母さんの呼びかけに答える様に、風がびゅうっと一層強く吹く。もうたっていられないぐらいにーー。まるでボクを標的にしている。


「早く目覚めないと死んじゃうわよ」

「だから死ぬって言ってるでしょ! 第一目覚めるってなに!」

「雪哉の中に眠る雪女の血よ―」

「そん…な…も…信じ…るか!」


 ボクの声は凄まじい風の音で途切れる。


「母さんをみればわかるでしょ?」


 この荒れ狂う風の中、平然と薄手の着物一枚で優雅に立つ女。

 春の陽気に佇んでいるようだ。

 だが、実際は、この場所には台風並みの突風が吹き荒れている。


「雪女の血が目覚めていればわけもないことなのよ」

「そんな……と……わからな……」


 突如白い竜が暴れるように荒れ狂うつむじ風がビュウウと起こる。


「ぎええええ」


 それにボクの体は吹き飛ばされていった。

 そのまま山の傾斜をごろごろと落下していった。


「まったく……お父さんも雪哉を甘やかして育てちゃって」


 吹き溜まりのような雪原に身が投げ出される。

 新しく降り積もった雪にボクの体はドサッと埋まる。

 一メートルも埋まっただろうか。


「さあ、次は吹雪を自在に操る術の鍛錬よ(はぁと)。よいしょっと」


 いつの間にか、ぶっ倒れたボクのところにやってきた母さんによって首根っこを掴まれて抱え起こされる。

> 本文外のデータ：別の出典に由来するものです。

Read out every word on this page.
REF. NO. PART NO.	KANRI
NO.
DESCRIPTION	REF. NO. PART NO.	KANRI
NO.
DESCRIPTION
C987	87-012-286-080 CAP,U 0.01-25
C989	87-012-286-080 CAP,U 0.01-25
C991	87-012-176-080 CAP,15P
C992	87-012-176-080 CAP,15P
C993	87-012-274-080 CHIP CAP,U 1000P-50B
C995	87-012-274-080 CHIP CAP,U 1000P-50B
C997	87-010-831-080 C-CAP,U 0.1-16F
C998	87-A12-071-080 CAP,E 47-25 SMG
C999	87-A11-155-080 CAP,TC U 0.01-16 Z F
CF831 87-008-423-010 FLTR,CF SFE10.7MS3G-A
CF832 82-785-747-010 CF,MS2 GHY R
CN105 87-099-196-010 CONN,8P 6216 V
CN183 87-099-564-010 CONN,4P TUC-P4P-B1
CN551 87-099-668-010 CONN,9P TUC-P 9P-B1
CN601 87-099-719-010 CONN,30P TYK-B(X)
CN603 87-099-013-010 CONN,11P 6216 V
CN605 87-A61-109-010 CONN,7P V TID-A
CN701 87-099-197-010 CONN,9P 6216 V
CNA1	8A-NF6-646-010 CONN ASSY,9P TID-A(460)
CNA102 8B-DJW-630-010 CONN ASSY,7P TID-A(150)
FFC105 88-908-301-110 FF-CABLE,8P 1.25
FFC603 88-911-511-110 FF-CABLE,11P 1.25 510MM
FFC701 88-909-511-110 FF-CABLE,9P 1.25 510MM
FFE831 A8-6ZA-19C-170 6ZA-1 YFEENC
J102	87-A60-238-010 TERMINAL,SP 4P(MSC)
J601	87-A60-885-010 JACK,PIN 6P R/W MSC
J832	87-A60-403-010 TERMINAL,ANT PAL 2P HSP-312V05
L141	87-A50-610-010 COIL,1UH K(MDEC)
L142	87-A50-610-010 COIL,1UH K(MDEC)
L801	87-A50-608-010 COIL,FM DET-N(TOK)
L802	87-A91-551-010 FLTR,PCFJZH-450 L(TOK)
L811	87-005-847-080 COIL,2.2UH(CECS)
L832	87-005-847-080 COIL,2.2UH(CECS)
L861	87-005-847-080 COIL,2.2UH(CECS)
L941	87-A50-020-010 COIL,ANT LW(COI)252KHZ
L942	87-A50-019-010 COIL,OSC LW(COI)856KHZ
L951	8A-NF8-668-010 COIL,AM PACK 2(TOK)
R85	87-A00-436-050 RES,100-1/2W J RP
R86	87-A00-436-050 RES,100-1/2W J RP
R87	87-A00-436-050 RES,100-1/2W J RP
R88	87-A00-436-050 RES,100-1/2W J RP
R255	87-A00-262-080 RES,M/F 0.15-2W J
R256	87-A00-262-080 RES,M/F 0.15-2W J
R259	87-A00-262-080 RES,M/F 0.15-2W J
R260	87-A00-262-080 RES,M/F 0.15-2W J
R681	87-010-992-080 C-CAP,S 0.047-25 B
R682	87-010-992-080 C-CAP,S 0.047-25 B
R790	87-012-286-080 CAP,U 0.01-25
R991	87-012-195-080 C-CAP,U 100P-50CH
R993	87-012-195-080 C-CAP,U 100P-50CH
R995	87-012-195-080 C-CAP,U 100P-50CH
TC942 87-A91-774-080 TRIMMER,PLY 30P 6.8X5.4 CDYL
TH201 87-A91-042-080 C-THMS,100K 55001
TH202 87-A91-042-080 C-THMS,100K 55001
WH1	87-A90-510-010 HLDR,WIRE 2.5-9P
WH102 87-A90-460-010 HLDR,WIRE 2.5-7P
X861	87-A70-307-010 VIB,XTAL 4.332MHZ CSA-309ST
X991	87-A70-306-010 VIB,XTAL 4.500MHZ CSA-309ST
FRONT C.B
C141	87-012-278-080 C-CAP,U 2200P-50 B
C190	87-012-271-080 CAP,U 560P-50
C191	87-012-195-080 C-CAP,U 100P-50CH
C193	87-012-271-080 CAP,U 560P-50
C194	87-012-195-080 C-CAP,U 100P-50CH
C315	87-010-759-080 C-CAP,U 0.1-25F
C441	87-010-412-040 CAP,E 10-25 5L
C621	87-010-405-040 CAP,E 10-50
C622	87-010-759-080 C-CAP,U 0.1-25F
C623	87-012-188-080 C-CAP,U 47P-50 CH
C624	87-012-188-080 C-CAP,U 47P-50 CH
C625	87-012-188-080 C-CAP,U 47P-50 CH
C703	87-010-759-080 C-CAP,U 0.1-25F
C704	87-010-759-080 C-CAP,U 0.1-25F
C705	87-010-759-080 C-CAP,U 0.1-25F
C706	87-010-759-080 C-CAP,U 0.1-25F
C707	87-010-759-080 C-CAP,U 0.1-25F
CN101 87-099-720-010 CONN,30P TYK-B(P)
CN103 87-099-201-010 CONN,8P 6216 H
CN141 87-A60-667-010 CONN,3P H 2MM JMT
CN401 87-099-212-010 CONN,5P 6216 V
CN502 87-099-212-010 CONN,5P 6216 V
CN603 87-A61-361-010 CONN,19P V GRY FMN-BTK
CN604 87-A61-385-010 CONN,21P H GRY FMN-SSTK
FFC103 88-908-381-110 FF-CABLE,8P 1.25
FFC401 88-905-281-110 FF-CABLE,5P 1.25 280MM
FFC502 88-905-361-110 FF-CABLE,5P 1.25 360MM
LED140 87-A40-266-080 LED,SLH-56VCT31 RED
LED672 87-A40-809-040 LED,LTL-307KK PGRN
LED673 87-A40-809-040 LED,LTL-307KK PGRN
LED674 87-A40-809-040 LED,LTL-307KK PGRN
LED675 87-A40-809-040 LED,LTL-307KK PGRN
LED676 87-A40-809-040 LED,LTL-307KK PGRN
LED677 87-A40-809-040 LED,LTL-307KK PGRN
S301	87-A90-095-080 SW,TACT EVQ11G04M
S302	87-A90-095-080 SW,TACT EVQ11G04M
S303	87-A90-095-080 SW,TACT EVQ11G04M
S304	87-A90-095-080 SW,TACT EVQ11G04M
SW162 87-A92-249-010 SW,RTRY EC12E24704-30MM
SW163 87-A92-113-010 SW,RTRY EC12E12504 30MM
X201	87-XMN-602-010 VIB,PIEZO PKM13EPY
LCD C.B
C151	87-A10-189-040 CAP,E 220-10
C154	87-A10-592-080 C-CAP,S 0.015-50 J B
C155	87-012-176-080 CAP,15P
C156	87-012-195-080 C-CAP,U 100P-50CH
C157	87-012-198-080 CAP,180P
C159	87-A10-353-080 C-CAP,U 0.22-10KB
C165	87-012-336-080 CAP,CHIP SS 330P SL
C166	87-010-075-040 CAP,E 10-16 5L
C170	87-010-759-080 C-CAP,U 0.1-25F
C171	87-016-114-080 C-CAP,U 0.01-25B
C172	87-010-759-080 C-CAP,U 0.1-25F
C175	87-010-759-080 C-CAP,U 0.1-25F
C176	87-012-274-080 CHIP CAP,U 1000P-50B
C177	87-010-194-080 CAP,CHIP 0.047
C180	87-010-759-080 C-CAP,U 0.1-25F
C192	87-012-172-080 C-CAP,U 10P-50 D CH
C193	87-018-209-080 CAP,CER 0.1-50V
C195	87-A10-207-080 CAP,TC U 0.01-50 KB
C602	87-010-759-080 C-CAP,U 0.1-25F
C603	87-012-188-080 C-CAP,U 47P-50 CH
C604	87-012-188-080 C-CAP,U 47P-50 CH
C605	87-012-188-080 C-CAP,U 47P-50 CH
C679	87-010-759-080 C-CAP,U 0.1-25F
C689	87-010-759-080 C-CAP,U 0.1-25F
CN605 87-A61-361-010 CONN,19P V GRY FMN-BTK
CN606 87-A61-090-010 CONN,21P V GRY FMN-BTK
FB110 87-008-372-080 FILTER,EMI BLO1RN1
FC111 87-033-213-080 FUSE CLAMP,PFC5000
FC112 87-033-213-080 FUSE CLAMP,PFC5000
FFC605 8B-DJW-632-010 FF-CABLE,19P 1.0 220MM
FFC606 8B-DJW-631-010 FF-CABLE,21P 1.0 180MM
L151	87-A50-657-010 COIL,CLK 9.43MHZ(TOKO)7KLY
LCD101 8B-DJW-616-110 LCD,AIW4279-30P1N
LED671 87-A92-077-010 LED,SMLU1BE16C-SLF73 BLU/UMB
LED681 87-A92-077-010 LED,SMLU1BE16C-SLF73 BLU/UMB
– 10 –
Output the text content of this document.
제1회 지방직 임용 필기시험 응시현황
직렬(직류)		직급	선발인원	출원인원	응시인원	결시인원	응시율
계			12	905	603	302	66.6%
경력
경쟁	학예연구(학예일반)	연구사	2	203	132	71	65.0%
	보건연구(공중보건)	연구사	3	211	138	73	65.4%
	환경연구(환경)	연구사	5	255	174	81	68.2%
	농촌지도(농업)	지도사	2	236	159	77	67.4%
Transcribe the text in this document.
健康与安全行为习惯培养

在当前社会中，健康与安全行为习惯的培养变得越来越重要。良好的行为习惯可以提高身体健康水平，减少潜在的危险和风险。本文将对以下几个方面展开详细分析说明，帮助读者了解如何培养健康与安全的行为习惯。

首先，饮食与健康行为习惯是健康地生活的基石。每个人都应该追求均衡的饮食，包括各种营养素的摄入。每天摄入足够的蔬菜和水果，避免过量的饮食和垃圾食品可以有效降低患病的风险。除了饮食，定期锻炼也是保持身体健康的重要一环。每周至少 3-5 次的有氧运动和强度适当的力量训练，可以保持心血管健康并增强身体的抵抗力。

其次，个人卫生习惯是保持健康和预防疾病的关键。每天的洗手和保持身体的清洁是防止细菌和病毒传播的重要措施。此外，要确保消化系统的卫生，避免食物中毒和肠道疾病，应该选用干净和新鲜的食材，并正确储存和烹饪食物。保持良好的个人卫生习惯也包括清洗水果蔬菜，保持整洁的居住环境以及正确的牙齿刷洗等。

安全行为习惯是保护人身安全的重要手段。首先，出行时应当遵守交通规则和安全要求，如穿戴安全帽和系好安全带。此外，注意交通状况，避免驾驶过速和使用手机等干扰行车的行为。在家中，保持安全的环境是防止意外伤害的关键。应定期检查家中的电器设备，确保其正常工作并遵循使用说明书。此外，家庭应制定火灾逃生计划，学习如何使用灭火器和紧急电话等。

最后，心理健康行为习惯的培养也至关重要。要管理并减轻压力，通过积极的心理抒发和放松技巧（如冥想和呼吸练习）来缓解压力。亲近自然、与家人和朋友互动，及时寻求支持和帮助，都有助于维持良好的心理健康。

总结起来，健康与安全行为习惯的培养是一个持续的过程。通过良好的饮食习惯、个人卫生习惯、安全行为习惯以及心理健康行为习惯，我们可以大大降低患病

 母さんは雪の上をふわりふわりと、軽やかに飛んでいる――。

 自然の摂理とやらを完全に無視している。


「う……ぐぐ……」


「念じて、吹雪と自分を一体化させるのよ」


 意味がわからない――。

 というか……。なんか、意識がぼんやりしてきた。

 綺麗なお花畑が……、見えてきたような気がする。花の向こうに何やらお迎えがきてる。

 走馬灯のように思い出が甦ってきた。

 なんでこんな雪の中で悶えてるんだ、ボクは――。

 く、くそ……こんなところでくたばってたまるか。